Поиски Элфгивы Фиц Гамон, конечно же, наладил, однако, считая, что, изловив ее, все равно не вернет драгоценных подсвечников, стоивших куда больше какой-то там служанки, занимался ими без особого рвения. Оба его конюха в сопровождении доброй половины монастырских служек отправились в оба конца — к городу и в аббатское предместье — выспрашивать всех да каждого, не попадалась ли им навстречу одинокая молодая женщина. Проведя за этими расспросами целый день, они вернулись в аббатство с пустыми руками.
На следующее утро гости из Лидэйта, которых теперь стало на одного человека меньше, покинули аббатство. Леди Фиц Гамон, удобно устроившаяся за широкой спиной молодого конюха, и тут не удержалась от маленькой шалости — уже выезжая за ворота, она одарила брата Кадфаэля заговорщической улыбкой и даже помахала на прощание рукой, на миг оторвав ее от талии Мэйдока. Затем всадники скрылись за поворотом дороги.
Таким образом, ни самого Гамо, ни его супруги не было в церкви, когда брат Джордан по истечении указанных трех дней поведал собравшимся в храме братьям о чуде, каковое он сподобился лицезреть. Пред его очами в сиянии неземного света предстала во всем своем несказанном величии сама Пресвятая Дева Мария. Это она забрала подсвечники, что и не диво, ибо пожертвованы они были именно ей. И она повелела брату Джордану хранить тайну в течение трех дней — такова была ее воля.

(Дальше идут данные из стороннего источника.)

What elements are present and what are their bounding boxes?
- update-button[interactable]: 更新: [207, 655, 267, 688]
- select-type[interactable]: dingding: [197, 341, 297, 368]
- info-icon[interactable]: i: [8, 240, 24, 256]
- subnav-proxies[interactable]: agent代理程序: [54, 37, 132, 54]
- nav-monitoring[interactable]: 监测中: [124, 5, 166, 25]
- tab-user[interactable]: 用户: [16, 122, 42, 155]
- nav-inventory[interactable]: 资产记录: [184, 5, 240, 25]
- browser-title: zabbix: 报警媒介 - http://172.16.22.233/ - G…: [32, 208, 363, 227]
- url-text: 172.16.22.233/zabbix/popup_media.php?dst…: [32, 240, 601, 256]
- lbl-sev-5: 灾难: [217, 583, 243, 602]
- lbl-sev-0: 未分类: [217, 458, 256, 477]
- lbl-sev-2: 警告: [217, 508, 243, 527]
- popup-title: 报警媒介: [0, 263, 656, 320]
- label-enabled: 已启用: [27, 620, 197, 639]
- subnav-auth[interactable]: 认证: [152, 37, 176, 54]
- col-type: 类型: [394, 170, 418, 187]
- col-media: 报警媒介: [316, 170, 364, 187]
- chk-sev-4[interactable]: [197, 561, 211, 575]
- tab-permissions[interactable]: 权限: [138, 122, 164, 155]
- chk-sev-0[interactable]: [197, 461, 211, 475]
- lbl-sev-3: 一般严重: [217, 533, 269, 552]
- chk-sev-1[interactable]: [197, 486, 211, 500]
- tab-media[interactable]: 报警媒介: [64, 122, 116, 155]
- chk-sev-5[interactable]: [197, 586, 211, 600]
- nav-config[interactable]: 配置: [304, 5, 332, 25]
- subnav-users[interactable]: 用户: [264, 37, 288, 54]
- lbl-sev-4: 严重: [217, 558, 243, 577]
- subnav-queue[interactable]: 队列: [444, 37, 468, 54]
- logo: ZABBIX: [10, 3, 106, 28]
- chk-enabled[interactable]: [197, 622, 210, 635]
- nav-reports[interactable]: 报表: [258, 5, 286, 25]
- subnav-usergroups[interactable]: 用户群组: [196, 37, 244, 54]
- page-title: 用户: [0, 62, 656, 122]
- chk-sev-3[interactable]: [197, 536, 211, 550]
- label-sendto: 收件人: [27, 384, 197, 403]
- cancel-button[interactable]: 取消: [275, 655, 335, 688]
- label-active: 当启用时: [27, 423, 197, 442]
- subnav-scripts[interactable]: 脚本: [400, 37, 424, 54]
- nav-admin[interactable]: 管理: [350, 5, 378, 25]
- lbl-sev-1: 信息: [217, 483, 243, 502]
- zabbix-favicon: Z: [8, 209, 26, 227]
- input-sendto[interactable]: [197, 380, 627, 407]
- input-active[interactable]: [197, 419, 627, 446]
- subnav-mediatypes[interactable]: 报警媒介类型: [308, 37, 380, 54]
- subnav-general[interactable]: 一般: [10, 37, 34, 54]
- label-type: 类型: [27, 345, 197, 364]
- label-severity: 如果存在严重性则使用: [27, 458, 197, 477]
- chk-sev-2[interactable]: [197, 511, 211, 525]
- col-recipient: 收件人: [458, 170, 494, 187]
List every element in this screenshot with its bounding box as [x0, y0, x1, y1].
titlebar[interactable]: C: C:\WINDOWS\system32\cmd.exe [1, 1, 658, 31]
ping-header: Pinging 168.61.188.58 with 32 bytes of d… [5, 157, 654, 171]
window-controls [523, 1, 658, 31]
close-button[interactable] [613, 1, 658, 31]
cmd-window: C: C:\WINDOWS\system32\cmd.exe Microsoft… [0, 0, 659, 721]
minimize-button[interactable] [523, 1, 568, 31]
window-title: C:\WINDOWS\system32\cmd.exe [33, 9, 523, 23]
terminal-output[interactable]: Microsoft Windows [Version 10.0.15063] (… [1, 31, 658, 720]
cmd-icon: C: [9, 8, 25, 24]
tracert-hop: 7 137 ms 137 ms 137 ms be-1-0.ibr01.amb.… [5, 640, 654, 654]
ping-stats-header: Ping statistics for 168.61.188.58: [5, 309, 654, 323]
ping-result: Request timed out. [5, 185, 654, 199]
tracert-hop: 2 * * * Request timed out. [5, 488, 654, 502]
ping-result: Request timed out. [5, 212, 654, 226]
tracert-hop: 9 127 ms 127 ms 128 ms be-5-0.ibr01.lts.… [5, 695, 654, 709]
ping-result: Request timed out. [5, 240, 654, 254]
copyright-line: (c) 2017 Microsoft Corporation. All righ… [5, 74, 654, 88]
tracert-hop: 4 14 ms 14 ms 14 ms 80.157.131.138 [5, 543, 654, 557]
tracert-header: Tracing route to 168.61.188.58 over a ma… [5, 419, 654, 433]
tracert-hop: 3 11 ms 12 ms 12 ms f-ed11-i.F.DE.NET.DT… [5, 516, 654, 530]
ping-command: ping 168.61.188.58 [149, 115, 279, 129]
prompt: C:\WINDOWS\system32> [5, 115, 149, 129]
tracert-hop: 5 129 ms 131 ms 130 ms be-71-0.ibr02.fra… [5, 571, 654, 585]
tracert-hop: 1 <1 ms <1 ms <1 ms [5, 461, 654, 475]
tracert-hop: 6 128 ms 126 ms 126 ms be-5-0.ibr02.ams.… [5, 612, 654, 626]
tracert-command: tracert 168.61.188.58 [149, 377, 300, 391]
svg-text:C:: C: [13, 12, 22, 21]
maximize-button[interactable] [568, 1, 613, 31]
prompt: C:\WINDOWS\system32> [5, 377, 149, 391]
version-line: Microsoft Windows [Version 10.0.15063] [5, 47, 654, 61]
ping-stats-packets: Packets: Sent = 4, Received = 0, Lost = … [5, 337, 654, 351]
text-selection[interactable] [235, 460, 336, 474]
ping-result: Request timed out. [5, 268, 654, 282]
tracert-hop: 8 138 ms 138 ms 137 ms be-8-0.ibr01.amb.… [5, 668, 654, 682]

Возможно, кое-кому из братии и по думалось, что подслеповатый старец принял за небесное видение обычную женщину из плоти и крови, но только сказать такое брату Джордану ни у кого не хватило духу. Тьма неотвратимо смыкалась вокруг него, и, если, перед тем как ослепнуть окончательно, старый монах узрел — пусть даже если ему только померещилось — божественный свет и испытал блаженство, память о котором пребудет с ним до последнего вздоха, — стоит ли разочаровывать беднягу?
Тем паче довольно скоро правота брата Джордана получила неожиданное подтверждение.
Сердобольные прихожане имели обыкновение оставлять пожертвования для нищих — еду, поношенную одежду, а иногда и мелкие деньги — у монастырской сторожки, на попечение привратника, передававшего затем эти дары брату Освальду. В то утро среди прочих вещей у ворот была оставлена с виду ничем не примечательная, но оказавшаяся поразительно тяжелой маленькая корзинка. Привратник не помнил, кто ее принес и когда, ибо поначалу ничем не выделил ее среди прочих подношений. Но когда корзинку открыли, брат Освальд, раздатчик милостыни, едва не онемел от изумления. Потрясенный и взволнованный, он со всех ног побежал к аббату Хериберту, дабы поделиться с ним нечаянной радостью. Корзинка была полна золотых монет! Более ста золотых — о столь щедром подношении никто в обители и мечтать не смел. Теперь брат Освальд мог не печалиться о судьбах толпившихся у ворот сирых и убогих: таких денег, ежели распорядиться ими с умом, должно было хватить на прокормление этих обездоленных до самой весны.